The New York Times weighs in:
The justices appeared to clash over not only what is the right answer in the case but also over how to reach it. The questioning illuminated their conflicting views on history, tradition, biology, constitutional interpretation, the democratic process and the role of the courts in prodding social change. Justice Kennedy said he was concerned about changing a conception of marriage that has persisted for so many years. Later, though, he expressed qualms about excluding gay families from what he called a noble and sacred institution. Chief Justice John G. Roberts Jr. worried about shutting down a fast-moving societal debate.

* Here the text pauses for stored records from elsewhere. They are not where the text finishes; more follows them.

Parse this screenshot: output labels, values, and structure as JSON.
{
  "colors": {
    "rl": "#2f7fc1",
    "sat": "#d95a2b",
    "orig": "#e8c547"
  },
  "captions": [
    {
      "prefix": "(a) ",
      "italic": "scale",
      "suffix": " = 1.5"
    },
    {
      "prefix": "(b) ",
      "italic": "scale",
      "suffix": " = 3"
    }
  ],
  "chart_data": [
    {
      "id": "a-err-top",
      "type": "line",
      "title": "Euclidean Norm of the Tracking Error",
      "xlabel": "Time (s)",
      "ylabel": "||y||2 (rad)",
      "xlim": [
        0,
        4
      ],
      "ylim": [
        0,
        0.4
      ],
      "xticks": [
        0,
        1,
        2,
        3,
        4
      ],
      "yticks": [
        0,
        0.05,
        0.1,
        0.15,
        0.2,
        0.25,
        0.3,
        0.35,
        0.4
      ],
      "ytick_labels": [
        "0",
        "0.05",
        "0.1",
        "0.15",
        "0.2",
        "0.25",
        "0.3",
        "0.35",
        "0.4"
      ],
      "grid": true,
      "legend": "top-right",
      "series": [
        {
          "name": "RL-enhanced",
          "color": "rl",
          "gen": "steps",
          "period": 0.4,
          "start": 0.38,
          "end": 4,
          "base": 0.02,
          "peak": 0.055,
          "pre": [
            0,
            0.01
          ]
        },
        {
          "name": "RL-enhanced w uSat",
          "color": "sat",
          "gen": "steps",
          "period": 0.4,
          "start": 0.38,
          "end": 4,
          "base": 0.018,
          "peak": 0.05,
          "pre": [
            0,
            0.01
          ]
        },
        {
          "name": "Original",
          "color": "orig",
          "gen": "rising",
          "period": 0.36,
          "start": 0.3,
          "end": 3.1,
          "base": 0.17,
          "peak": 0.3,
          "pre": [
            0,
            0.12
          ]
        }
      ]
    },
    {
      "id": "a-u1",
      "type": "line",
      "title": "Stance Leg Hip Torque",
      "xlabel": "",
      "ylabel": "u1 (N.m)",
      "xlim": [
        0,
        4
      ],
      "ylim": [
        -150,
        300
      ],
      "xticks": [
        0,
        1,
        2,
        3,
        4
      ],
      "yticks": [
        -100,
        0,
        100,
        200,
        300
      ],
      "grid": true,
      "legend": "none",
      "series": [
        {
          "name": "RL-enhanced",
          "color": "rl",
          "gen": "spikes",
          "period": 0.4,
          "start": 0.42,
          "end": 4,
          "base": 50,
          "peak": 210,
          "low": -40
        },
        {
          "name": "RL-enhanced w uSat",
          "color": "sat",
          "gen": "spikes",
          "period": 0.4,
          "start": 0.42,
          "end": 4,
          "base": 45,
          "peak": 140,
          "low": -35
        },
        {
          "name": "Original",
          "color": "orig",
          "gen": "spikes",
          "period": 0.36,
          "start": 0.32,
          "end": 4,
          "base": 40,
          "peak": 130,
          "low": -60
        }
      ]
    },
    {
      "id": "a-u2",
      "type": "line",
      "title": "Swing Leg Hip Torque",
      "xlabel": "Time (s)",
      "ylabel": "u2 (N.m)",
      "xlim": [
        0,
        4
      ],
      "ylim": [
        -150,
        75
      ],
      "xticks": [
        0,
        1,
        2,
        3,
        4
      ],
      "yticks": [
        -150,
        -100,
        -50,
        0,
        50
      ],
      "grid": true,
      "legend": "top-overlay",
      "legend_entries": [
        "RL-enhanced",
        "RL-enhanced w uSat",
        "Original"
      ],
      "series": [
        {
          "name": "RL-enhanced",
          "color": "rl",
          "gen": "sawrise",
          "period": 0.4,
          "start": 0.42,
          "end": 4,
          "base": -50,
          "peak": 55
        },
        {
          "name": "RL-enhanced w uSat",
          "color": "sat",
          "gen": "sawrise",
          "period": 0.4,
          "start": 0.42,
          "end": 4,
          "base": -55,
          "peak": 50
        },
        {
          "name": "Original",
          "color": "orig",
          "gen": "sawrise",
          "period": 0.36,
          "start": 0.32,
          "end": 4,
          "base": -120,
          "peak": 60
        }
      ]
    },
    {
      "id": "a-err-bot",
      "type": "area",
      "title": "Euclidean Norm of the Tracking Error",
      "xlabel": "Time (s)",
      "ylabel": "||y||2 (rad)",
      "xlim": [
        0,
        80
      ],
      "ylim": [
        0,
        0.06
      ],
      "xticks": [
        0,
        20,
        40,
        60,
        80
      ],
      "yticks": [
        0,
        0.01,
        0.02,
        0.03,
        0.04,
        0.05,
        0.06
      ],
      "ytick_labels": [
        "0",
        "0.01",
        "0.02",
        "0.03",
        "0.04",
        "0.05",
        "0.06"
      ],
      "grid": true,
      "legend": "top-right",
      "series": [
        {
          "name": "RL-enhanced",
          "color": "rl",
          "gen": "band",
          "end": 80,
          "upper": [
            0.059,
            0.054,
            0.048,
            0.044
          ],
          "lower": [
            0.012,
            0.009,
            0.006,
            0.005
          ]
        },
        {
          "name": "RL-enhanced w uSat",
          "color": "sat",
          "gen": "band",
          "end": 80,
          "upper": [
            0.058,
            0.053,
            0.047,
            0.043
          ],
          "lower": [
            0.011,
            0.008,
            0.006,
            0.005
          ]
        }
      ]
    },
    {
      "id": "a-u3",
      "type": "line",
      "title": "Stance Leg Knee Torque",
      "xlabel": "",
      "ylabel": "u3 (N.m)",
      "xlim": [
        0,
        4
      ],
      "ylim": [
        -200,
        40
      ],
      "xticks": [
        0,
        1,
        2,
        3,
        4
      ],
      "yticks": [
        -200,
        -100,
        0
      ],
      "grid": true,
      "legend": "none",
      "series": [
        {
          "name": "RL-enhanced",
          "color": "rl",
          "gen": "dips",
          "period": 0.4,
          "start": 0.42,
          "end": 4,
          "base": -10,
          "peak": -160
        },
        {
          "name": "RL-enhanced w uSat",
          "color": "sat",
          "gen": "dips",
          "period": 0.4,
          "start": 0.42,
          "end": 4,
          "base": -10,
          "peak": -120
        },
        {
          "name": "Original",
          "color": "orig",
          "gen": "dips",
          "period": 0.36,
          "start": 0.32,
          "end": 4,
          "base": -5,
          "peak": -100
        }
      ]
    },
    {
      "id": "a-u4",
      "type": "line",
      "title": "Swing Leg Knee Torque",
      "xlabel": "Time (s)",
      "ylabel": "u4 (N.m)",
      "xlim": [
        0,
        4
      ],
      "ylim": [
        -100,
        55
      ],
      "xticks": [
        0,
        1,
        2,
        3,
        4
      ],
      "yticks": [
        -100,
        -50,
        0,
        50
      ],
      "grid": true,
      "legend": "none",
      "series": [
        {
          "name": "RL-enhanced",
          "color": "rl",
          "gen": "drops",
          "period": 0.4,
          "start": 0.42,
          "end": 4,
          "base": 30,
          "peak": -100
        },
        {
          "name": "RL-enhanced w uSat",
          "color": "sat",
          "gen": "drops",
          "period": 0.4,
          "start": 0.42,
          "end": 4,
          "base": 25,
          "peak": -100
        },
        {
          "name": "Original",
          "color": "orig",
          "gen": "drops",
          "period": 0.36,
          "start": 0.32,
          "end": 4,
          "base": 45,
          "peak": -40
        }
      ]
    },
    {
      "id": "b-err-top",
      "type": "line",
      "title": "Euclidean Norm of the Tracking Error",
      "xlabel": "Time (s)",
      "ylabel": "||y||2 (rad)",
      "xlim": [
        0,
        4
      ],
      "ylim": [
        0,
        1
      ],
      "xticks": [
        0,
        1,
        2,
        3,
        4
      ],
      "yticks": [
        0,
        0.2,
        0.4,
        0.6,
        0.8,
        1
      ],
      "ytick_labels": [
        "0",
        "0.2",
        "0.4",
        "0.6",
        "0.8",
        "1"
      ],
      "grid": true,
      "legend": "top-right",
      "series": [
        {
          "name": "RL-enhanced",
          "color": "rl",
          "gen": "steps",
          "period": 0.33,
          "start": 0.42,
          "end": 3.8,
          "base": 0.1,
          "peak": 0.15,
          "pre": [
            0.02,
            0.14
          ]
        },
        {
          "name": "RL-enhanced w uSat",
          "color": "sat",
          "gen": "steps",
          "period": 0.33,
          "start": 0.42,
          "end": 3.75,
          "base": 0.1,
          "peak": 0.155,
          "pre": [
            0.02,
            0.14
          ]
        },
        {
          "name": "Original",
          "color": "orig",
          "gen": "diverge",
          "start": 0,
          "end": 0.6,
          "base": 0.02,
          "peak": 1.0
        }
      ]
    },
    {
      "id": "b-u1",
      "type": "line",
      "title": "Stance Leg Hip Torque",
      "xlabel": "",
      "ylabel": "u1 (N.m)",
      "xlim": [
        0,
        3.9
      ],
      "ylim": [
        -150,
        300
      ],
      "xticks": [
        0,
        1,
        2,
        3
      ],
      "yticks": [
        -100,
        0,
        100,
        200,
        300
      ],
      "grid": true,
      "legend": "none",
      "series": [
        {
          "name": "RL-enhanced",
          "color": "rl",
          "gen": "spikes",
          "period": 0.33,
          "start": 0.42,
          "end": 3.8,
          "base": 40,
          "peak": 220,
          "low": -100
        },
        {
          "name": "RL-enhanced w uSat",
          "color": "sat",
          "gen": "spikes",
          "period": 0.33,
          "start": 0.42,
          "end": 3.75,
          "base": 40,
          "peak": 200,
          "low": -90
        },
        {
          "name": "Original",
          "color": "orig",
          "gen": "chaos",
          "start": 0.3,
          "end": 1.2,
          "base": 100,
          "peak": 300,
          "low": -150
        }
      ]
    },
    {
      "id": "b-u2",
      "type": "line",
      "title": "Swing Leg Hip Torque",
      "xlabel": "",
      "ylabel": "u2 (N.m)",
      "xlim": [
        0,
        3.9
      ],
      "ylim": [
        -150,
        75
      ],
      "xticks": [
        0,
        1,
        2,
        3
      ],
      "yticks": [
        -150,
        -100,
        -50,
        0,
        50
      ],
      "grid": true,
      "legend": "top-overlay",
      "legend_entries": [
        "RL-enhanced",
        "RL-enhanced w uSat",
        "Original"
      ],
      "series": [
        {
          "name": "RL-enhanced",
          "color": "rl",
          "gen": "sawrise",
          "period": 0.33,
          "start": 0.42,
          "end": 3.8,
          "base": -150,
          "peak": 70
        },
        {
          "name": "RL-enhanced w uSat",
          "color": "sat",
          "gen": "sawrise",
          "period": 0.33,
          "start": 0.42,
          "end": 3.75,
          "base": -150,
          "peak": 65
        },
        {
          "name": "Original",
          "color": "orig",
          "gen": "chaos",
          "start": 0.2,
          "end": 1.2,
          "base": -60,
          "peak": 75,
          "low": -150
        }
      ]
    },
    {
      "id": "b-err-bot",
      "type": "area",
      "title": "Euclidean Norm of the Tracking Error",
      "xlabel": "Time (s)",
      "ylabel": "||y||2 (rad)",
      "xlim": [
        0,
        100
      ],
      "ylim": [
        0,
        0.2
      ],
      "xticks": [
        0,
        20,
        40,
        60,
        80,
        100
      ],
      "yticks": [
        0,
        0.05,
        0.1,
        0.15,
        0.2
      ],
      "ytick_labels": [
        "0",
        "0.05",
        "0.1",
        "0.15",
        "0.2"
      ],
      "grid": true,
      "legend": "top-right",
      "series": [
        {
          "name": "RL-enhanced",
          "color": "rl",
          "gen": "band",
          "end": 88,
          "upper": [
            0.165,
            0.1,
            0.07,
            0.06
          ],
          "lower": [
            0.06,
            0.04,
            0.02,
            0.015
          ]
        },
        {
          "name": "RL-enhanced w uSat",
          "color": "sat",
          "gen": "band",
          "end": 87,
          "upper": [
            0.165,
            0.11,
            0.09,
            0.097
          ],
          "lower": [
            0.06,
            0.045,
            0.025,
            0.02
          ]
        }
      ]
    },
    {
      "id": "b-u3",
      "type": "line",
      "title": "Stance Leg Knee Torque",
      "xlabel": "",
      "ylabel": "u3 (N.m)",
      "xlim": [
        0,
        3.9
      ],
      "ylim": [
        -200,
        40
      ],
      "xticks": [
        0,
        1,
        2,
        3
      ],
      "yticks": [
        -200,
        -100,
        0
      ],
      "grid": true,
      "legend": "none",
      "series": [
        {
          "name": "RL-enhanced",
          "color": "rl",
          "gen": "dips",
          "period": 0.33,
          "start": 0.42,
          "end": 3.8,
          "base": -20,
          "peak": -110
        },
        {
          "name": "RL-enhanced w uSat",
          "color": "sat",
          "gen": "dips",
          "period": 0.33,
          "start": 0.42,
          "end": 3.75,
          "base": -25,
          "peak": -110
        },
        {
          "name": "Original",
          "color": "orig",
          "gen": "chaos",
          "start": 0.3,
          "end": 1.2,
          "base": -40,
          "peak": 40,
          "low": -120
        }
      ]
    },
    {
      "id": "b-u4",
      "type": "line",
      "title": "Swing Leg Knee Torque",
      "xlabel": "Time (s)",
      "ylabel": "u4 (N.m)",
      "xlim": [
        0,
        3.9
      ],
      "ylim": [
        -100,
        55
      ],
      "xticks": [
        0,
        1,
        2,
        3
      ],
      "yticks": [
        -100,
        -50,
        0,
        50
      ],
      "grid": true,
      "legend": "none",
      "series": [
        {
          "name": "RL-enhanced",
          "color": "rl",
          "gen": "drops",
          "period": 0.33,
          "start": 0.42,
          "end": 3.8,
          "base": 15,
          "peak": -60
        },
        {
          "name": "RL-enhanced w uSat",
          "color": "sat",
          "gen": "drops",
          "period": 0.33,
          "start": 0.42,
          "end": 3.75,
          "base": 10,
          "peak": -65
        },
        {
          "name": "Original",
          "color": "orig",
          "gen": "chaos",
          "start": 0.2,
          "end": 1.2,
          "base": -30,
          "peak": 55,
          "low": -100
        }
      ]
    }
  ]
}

Justice Samuel A. Alito Jr. asked whether groups of four people must be allowed to marry, while Justice Antonin Scalia said a ruling for same-sex marriage might require some members of the clergy to perform ceremonies that violate their religious teaching. Justice Stephen G. Breyer described marriage as a fundamental liberty. And Justices Ruth Bader Ginsburg and Elena Kagan said that allowing same-sex marriage would do no harm to the marriages of opposite-sex couples.
At the start of Tuesday’s arguments, Chief Justice Roberts said he had looked up definitions of marriage and had been unable to find one written before a dozen years ago that did not define it as between a man and a woman. “If you succeed, that definition will not be operable,” the Chief Justice said. “You are not seeking to join the institution. You are seeking to change the institution.”